Isn't it uncanny how the authors we sometimes just happen to be reading in tandem together collide out of the blue outside of what we're reading and we discover, without any prior knowledge, that the writer's lives, beyond their fiction, poetry, and literary criticism, intersected intimately? Leaves me wondering aloud if sometimes what we've chosen to read, being the lifelong passionate readers we are, was somehow nudged in one way or another by the books themselves upon our shelves and nightstands? Before anybody scoffs or labels me nuts (and for the skeptics, I'll grant you, in a spirit of magnanimity offered in the hopes you'll continue reading, that I'm nutty) keep in mind that William H. Gass, a titan of Literature and Philosophy among post-1960 Artist-Thinkers of the Earth, conceptualized the animate possibilities of books in an essay "The Book as a Container of Consciousness" that he began as an address to a "conference on the book," hosted by the J. Paul Getty Center, and later polished up for publication in his 1996 essay collection Finding A Form. Theoretically, therefore, books could in fact be in possession of their own "minds" so to speak; and having minds, couldn't they vie for our attentions, and perhaps mysteriously attract our attention to specific spines on our bookshelves?
After reading the first sentence of The Accident, I had the impulse to rush here and quote it, but I kept reading. Then I had the impulse to quote the first paragraph, the first page, the entire first chapter, but I had to keep reading. Over halfway through this slim novel, I still wanted to quote every word of it, but how absurd and impractical would that be? Instead, I'll honor my first impulses and quote the first sentence, the first paragraph. . . .
"WALKING ALONG the Seine, close to the swiftly moving but heavy water that slithered against the quai, walking round the couples sitting at the edge with their arms about each other, one young man with his hand inside the unbuttoned blouse of the young woman and holding her breast, I longed for what I felt couldn't be fulfilled even by making love, only by throwing myself into the river, not to die, but to be taken somewhere else on its current, which, out at the center, streamed in smooth, shining, infolding waves."The Accident is a distillation of language; it's a short novel that's been aged long. That the sentences go down smooth in "shining, infolding waves" isn't to say they lack a complex of flavors because their finish lingers. The Accident examines in deep psychological detail the consequences of faith and its opposites atheism and nihilism over the course of a semester in the 1950s at the Université catholique de Louvain in Belgium, in the lives — and in the ruins — of four students from the States: Tom Domlon, Karen, Vincent, and an unnamed narrator. It is the unnamed narrator's austere, philosophical rumination from his unspecified future vantage, looking back at what he lost and also learned from the wreckage, that moves the psychological action along.
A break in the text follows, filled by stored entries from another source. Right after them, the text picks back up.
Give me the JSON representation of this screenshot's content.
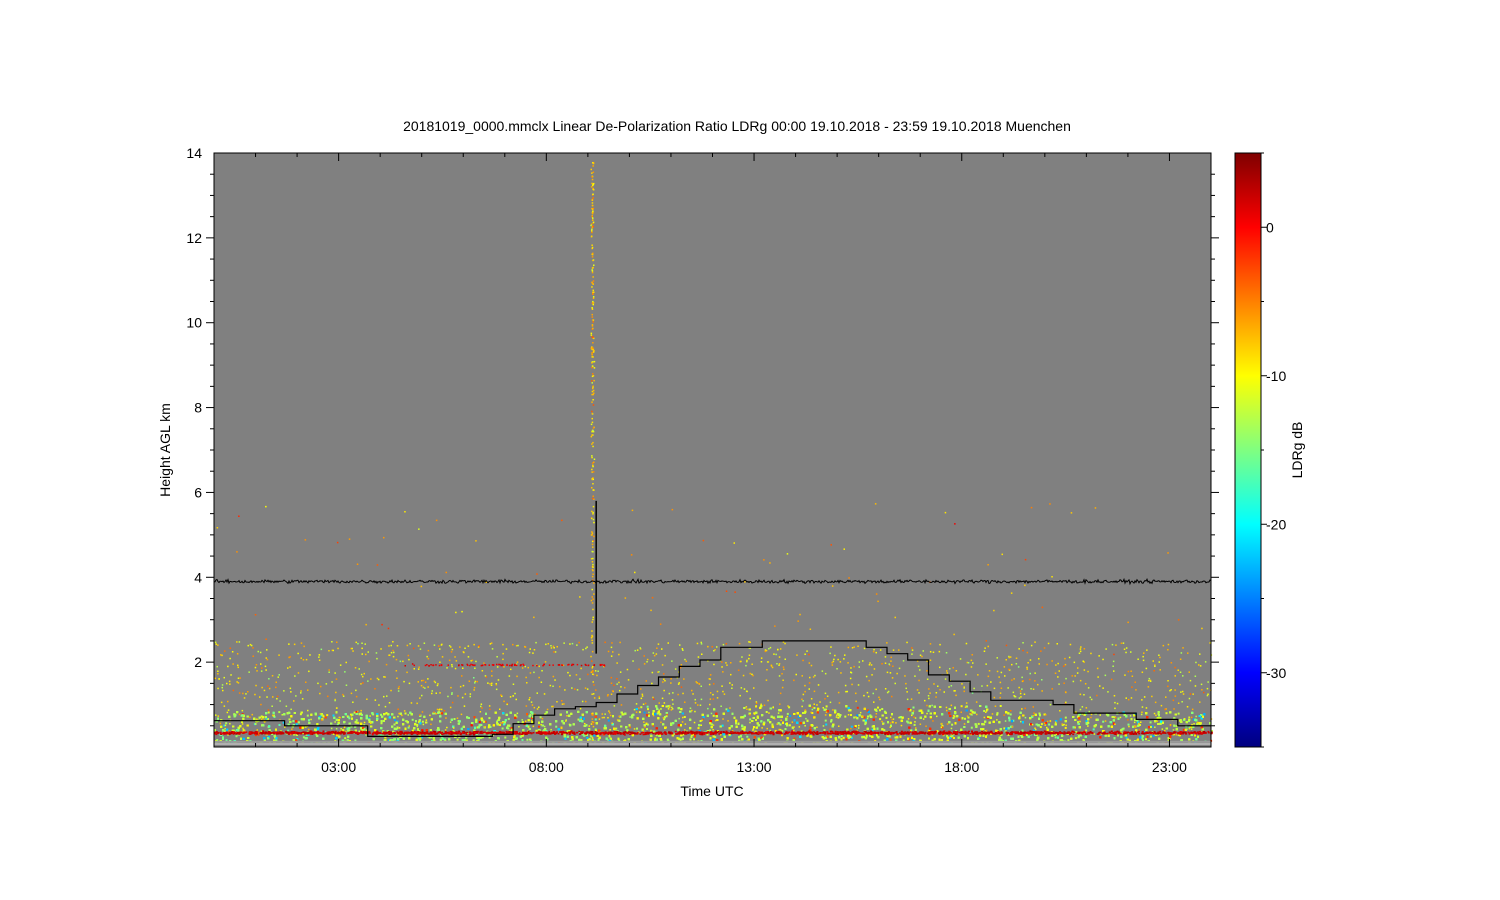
{
  "chart_data": {
    "type": "heatmap",
    "title": "20181019_0000.mmclx Linear De-Polarization Ratio LDRg   00:00 19.10.2018 - 23:59 19.10.2018 Muenchen",
    "xlabel": "Time UTC",
    "ylabel": "Height AGL km",
    "colorbar_label": "LDRg dB",
    "xlim_hours": [
      0,
      24
    ],
    "ylim": [
      0,
      14
    ],
    "x_ticks": [
      {
        "value": 3,
        "label": "03:00"
      },
      {
        "value": 8,
        "label": "08:00"
      },
      {
        "value": 13,
        "label": "13:00"
      },
      {
        "value": 18,
        "label": "18:00"
      },
      {
        "value": 23,
        "label": "23:00"
      }
    ],
    "y_ticks": [
      {
        "value": 2,
        "label": "2"
      },
      {
        "value": 4,
        "label": "4"
      },
      {
        "value": 6,
        "label": "6"
      },
      {
        "value": 8,
        "label": "8"
      },
      {
        "value": 10,
        "label": "10"
      },
      {
        "value": 12,
        "label": "12"
      },
      {
        "value": 14,
        "label": "14"
      }
    ],
    "colorbar_range": [
      -35,
      5
    ],
    "colorbar_ticks": [
      {
        "value": 0,
        "label": "0"
      },
      {
        "value": -10,
        "label": "-10"
      },
      {
        "value": -20,
        "label": "-20"
      },
      {
        "value": -30,
        "label": "-30"
      }
    ],
    "colormap": [
      "#00007f",
      "#0000ff",
      "#0080ff",
      "#00ffff",
      "#80ff80",
      "#ffff00",
      "#ff8000",
      "#ff0000",
      "#7f0000"
    ],
    "background_color": "#808080",
    "noise_line_height_km": 3.9,
    "vertical_spike": {
      "time": 9.2,
      "height_range": [
        2.2,
        5.8
      ]
    },
    "step_line": [
      [
        0,
        0.62
      ],
      [
        1.7,
        0.5
      ],
      [
        3.7,
        0.25
      ],
      [
        6.7,
        0.3
      ],
      [
        7.2,
        0.55
      ],
      [
        7.7,
        0.75
      ],
      [
        8.2,
        0.9
      ],
      [
        8.7,
        0.95
      ],
      [
        9.2,
        1.05
      ],
      [
        9.7,
        1.25
      ],
      [
        10.2,
        1.45
      ],
      [
        10.7,
        1.65
      ],
      [
        11.2,
        1.9
      ],
      [
        11.7,
        2.05
      ],
      [
        12.2,
        2.35
      ],
      [
        13.2,
        2.5
      ],
      [
        15.7,
        2.35
      ],
      [
        16.2,
        2.2
      ],
      [
        16.7,
        2.05
      ],
      [
        17.2,
        1.7
      ],
      [
        17.7,
        1.55
      ],
      [
        18.2,
        1.3
      ],
      [
        18.7,
        1.1
      ],
      [
        20.2,
        1.0
      ],
      [
        20.7,
        0.8
      ],
      [
        22.2,
        0.65
      ],
      [
        23.2,
        0.5
      ],
      [
        24,
        0.5
      ]
    ]
  }
}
In critiquing "The Love Song of J. Alfred Prufrock," Stephen Spender describes the "failure" of Prufrock, "for which he despises himself, is failure to relate either with another person or with the Absolute. He is isolated, he cannot communicate". And the same could be said of David Plante's unnamed narrator — a conflicted self-loather mad at himself for once believing and now for his unbelief, and unnamed, perhaps, to emphasize not only his lack of identity but his rejection of any identity, Catholic or otherwise, he could have claimed — who likewise, surrounded by his classmates almost desperate to know him, who in fact go out of there way to engage him, cannot — no, he will not — open his tortured heart to them, until it is too late. Spender wrote of Prufrock that he was "superior to the inhabitants of his world because he is conscious of being inferior," which again, describes (and the similarities between the two characters are uncanny to the point I can't help but wonder if Plante purposely fashioned his narrator after Eliot's Prufrock) the convoluted, paradoxical psychology, of David Plante's No-Name narrator in his torn, tugging desires that, in turns, make him in one moment want to belong with his college comrades, and the next remain apart, alienated.
What follows is the Reaper's abrupt arrival in a blinding light on an otherwise starry tranquil night in the French countryside near Paris, where finally, we understand, as the dramatic yet understated tension that David Plante, in his enchanting poetic prose, has built and built and built toward its climactic crash, why he titled his beautiful brilliant novel as he did. Where faith and fatalism collide, there's going to be a terrible accident.